DjangoCon Europe 2017 - To Index or Not, That’s Not The Question

Speaker: Markus Holtermann (Django core developer with a particular focus on the migrations framework)

Background theory

Filtering/selecting for a specific value does a full table scan by default. This does not scale for large tables.

DB Indexes give access to a single or multiple column in your table, making guarantees on timing for specific lookups.

Indexes use B Trees. B trees are self-balancing, providing us with the timing guarantees.

B Trees have nodes combining several values and several + 1 pointers. Leaf values then hold a pointer to the table row it belongs to. The other pointers point to further nodes which hold values smaller, in-between, and larger than the values in the node, respectively. This provides an easy way to find a value, binary-search style.

An additional pointer points go to the next node in the same layer. This makes it easy to select ranges, since we need to find the initial value and can then just follow the same-layer pointers.

The values are balanced regarding the nodes, which means "evenly distributed within the layers and nodes".

Indexes in Django

  • db_index = True
  • index_together = (('foo', 'bar'), )
  • ForeignKey / OneToOneField
  • primary_key = True

Index(fields, name)

New, fresh from GSoC 2016, arriving in 1.11!

You can define an indexes list on a model's Meta class. Every element is a field of type models.Index. models.Index takes a fields list of strings, and a name.

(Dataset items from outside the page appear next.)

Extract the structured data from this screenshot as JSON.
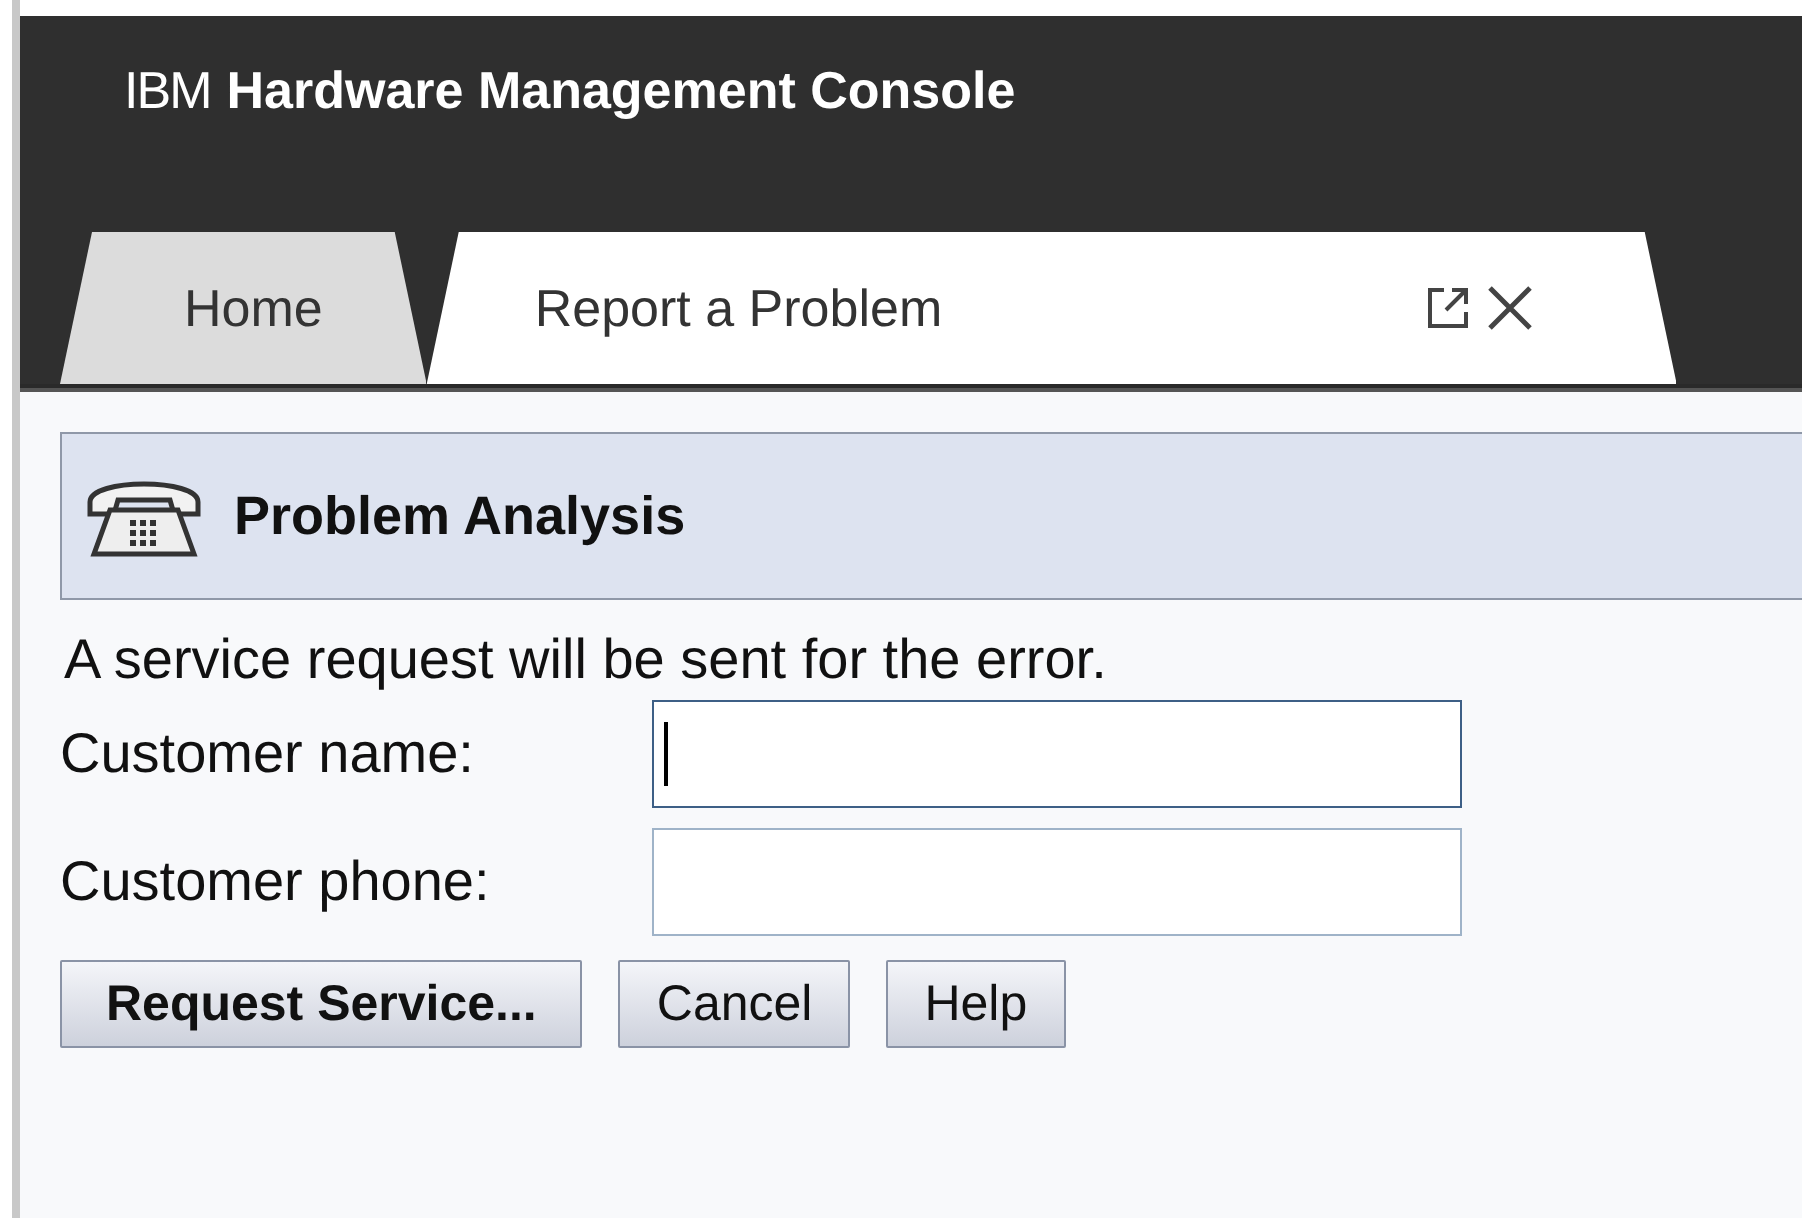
{
  "header": {
    "brand": "IBM",
    "title": "Hardware Management Console"
  },
  "tabs": [
    {
      "label": "Home",
      "selected": false
    },
    {
      "label": "Report a Problem",
      "selected": true
    }
  ],
  "section": {
    "title": "Problem Analysis"
  },
  "message": "A service request will be sent for the error.",
  "fields": [
    {
      "label": "Customer name:",
      "focused": true
    },
    {
      "label": "Customer phone:",
      "focused": false
    }
  ],
  "buttons": [
    {
      "label": "Request Service...",
      "default": true
    },
    {
      "label": "Cancel",
      "default": false
    },
    {
      "label": "Help",
      "default": false
    }
  ]
}
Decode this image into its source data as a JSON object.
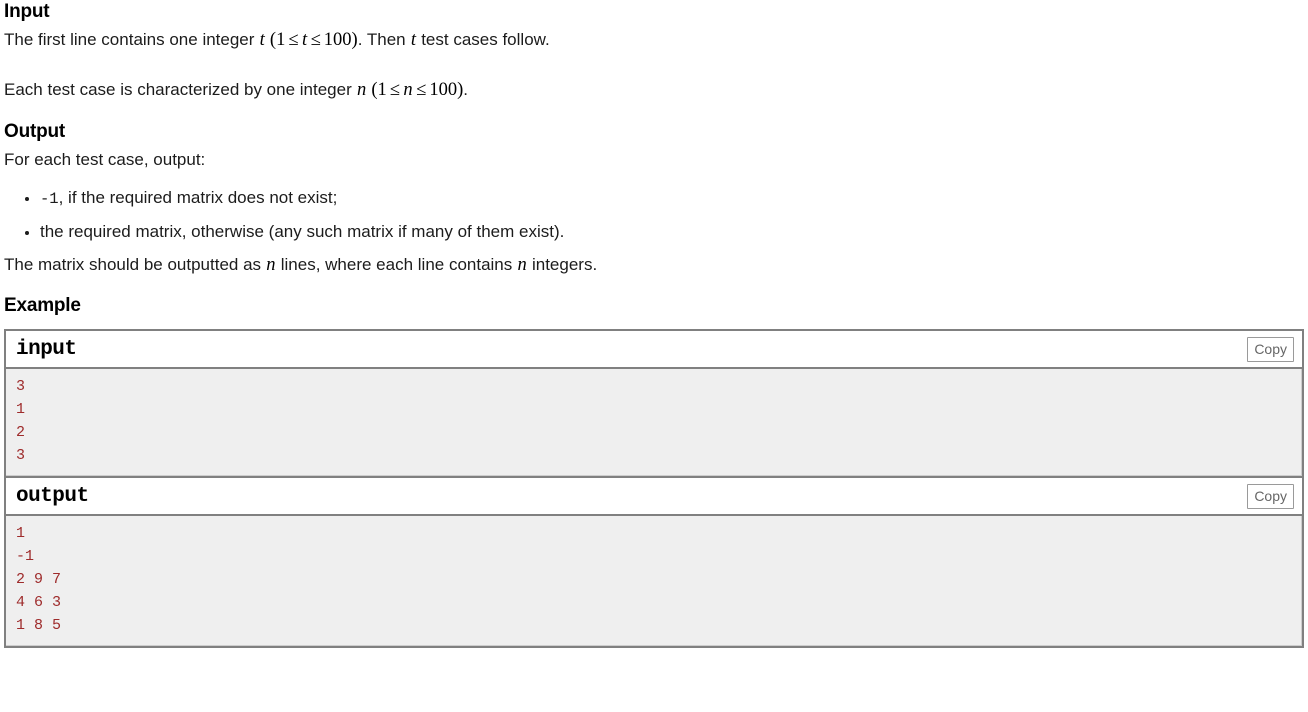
{
  "sections": {
    "input": {
      "heading": "Input",
      "paragraph1": {
        "before": "The first line contains one integer ",
        "math_var": "t",
        "math_open": "(",
        "math_lo": "1",
        "math_le1": "≤",
        "math_mid": "t",
        "math_le2": "≤",
        "math_hi": "100",
        "math_close": ")",
        "after_period": ". Then ",
        "var2": "t",
        "tail": " test cases follow."
      },
      "paragraph2": {
        "before": "Each test case is characterized by one integer ",
        "math_var": "n",
        "math_open": "(",
        "math_lo": "1",
        "math_le1": "≤",
        "math_mid": "n",
        "math_le2": "≤",
        "math_hi": "100",
        "math_close": ")",
        "after_period": "."
      }
    },
    "output": {
      "heading": "Output",
      "lead": "For each test case, output:",
      "bullets": [
        {
          "code": "-1",
          "text": ", if the required matrix does not exist;"
        },
        {
          "code": "",
          "text": "the required matrix, otherwise (any such matrix if many of them exist)."
        }
      ],
      "closing": {
        "before": "The matrix should be outputted as ",
        "var1": "n",
        "middle": " lines, where each line contains ",
        "var2": "n",
        "after": " integers."
      }
    },
    "example": {
      "heading": "Example",
      "tests": [
        {
          "title": "input",
          "copy_label": "Copy",
          "content": "3\n1\n2\n3"
        },
        {
          "title": "output",
          "copy_label": "Copy",
          "content": "1\n-1\n2 9 7\n4 6 3\n1 8 5"
        }
      ]
    }
  },
  "colors": {
    "sample_text": "#9e2b2b",
    "sample_bg": "#efefef",
    "border": "#808080",
    "copy_text": "#666666"
  }
}
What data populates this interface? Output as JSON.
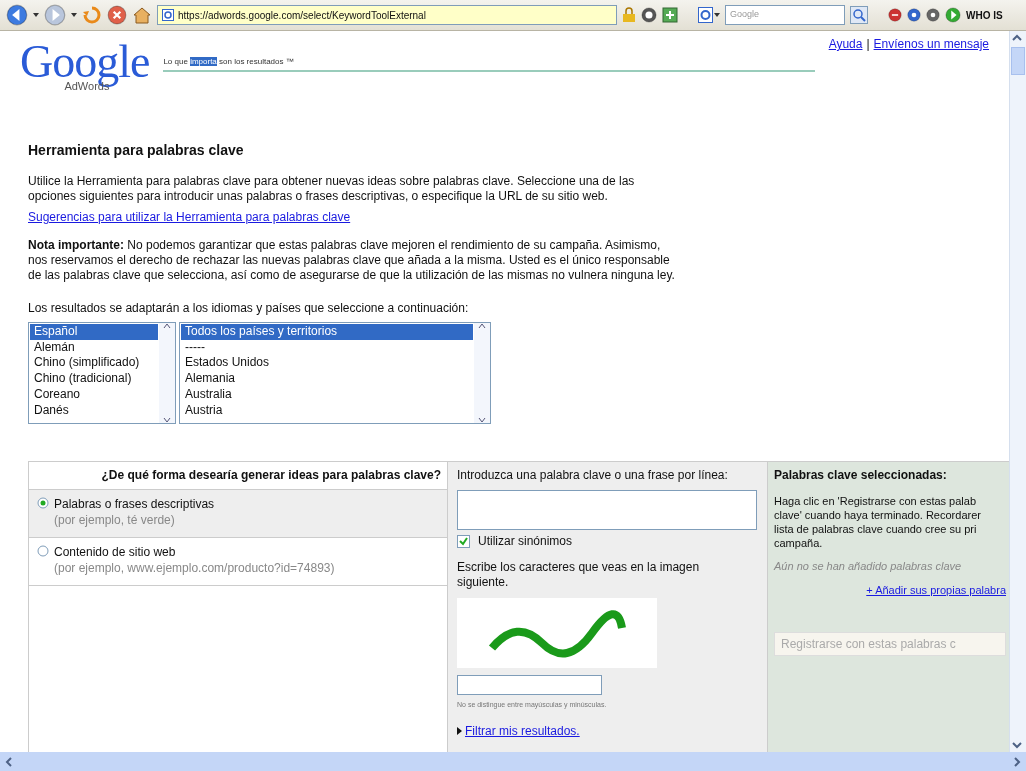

But you can also use different index classes, eg special classes provided by django.contrib.postgres to index JSON fields.

Feature Ideas

  • Functional Indexes
  • Let db_index take other index types, instead of just True/False
  • Define default index types for fields (maybe useful for JSON fields?)
  • Refactor index_together and db_index so that we do not have three ways to define indexes
  • Add GiSTIndex which allows you to search for locations near other locations

Feel free to work on this during sprints!